Verify the number of rows in the table after removing duplicates. Wait for a couple of minutes (or more depending on the hardware).
SELECT COUNT() FROM testing.vanilla_mergetree Query id: 7f3b2093-735e-405a-aa7e-c815cc8de02f ┌─count()─┐ │ 10 │ └─────────┘ 1 row in set. Elapsed: 0.003 sec.

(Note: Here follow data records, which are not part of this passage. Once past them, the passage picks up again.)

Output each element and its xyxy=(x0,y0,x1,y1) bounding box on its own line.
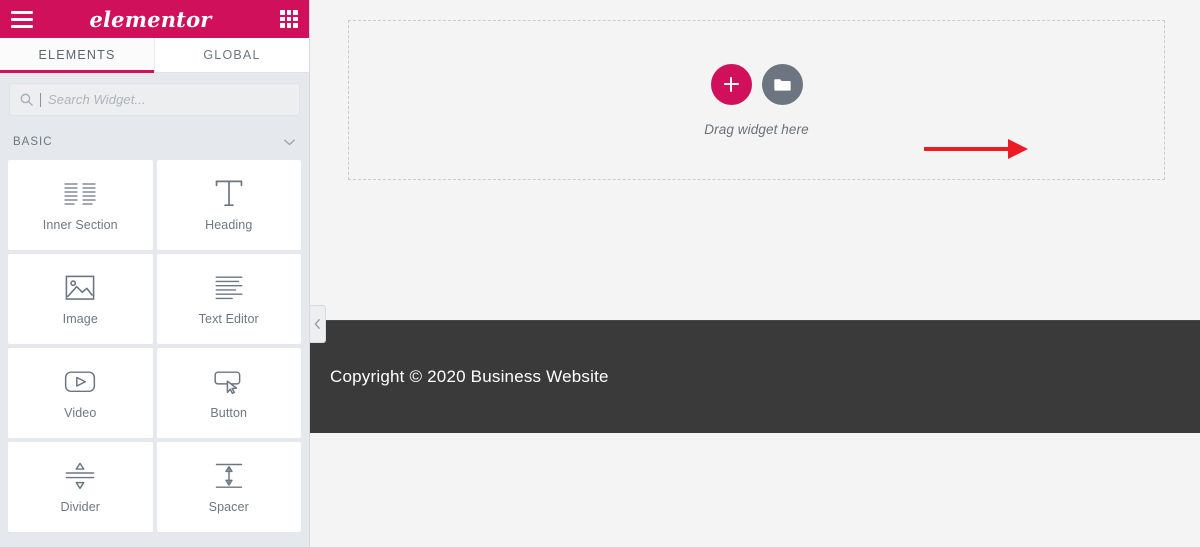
widget-list[interactable]: Inner Section Heading Image Text Editor … xyxy=(0,160,309,547)
widget-inner-section-label: Inner Section xyxy=(42,217,118,232)
search-placeholder: Search Widget... xyxy=(48,92,146,107)
widget-image-label: Image xyxy=(62,311,98,326)
tab-elements-label: ELEMENTS xyxy=(38,48,116,62)
spacer-icon xyxy=(212,461,246,491)
widget-text-editor[interactable]: Text Editor xyxy=(156,254,301,344)
empty-section-dropzone[interactable]: Drag widget here xyxy=(348,20,1165,180)
text-cursor xyxy=(40,92,41,107)
divider-icon xyxy=(63,461,97,491)
widget-grid: Inner Section Heading Image Text Editor … xyxy=(8,160,301,532)
widget-button[interactable]: Button xyxy=(156,348,301,438)
widget-spacer-label: Spacer xyxy=(208,499,249,514)
inner-section-icon xyxy=(63,179,97,209)
panel-tabs: ELEMENTS GLOBAL xyxy=(0,38,309,73)
chevron-down-icon xyxy=(284,139,295,145)
category-basic-label: BASIC xyxy=(13,136,53,148)
tab-global-label: GLOBAL xyxy=(203,48,261,62)
image-icon xyxy=(63,273,97,303)
widget-button-label: Button xyxy=(210,405,248,420)
widget-heading[interactable]: Heading xyxy=(156,160,301,250)
text-editor-icon xyxy=(212,273,246,303)
tab-global[interactable]: GLOBAL xyxy=(155,38,309,72)
drag-widget-hint: Drag widget here xyxy=(704,121,809,137)
tab-elements[interactable]: ELEMENTS xyxy=(0,38,155,73)
widget-spacer[interactable]: Spacer xyxy=(156,442,301,532)
add-template-button[interactable] xyxy=(761,63,803,105)
widget-text-editor-label: Text Editor xyxy=(198,311,259,326)
section-action-buttons xyxy=(710,63,803,105)
copyright-text: Copyright © 2020 Business Website xyxy=(330,367,609,386)
editor-canvas: Drag widget here Copyright © 2020 Busine… xyxy=(310,0,1200,547)
widget-video-label: Video xyxy=(64,405,97,420)
elementor-logo: elementor xyxy=(89,6,212,32)
widget-inner-section[interactable]: Inner Section xyxy=(8,160,153,250)
search-icon xyxy=(20,93,33,106)
search-input[interactable]: Search Widget... xyxy=(9,83,300,116)
panel-collapse-toggle[interactable] xyxy=(310,305,326,343)
widget-divider[interactable]: Divider xyxy=(8,442,153,532)
heading-icon xyxy=(212,179,246,209)
video-icon xyxy=(63,367,97,397)
site-footer-section[interactable]: Copyright © 2020 Business Website xyxy=(310,320,1200,433)
panel-header: elementor xyxy=(0,0,309,38)
widget-video[interactable]: Video xyxy=(8,348,153,438)
elementor-editor: elementor ELEMENTS GLOBAL Search Widget.… xyxy=(0,0,1200,547)
widget-heading-label: Heading xyxy=(205,217,253,232)
button-icon xyxy=(212,367,246,397)
grid-icon[interactable] xyxy=(280,10,298,28)
widget-panel: elementor ELEMENTS GLOBAL Search Widget.… xyxy=(0,0,310,547)
widget-image[interactable]: Image xyxy=(8,254,153,344)
add-section-button[interactable] xyxy=(710,63,752,105)
category-basic[interactable]: BASIC xyxy=(0,124,309,160)
widget-divider-label: Divider xyxy=(60,499,101,514)
folder-icon xyxy=(773,78,791,91)
search-container: Search Widget... xyxy=(0,73,309,124)
chevron-left-icon xyxy=(314,319,320,329)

SELECT * FROM testing.vanilla_mergetree Query id: 59e8a783-d1c8-43b9-b1f5-7880f1474185 ┌─ID─┬─PART─┐ │ 0 │ 8 │ │ 1 │ 7 │ │ 2 │ 4 │ │ 3 │ 1 │ │ 4 │ 8 │ │ 5 │ 5 │ │ 6 │ 6 │ │ 7 │ 0 │ │ 8 │ 8 │ │ 9 │ 5 │ └────┴──────┘ 10 rows in set. Elapsed: 0.003 sec.
Summary
We have seen the usage of OPTIMIZE statement in ClickHouse. We have also seen the variants and options in the OPTIMIZE statement.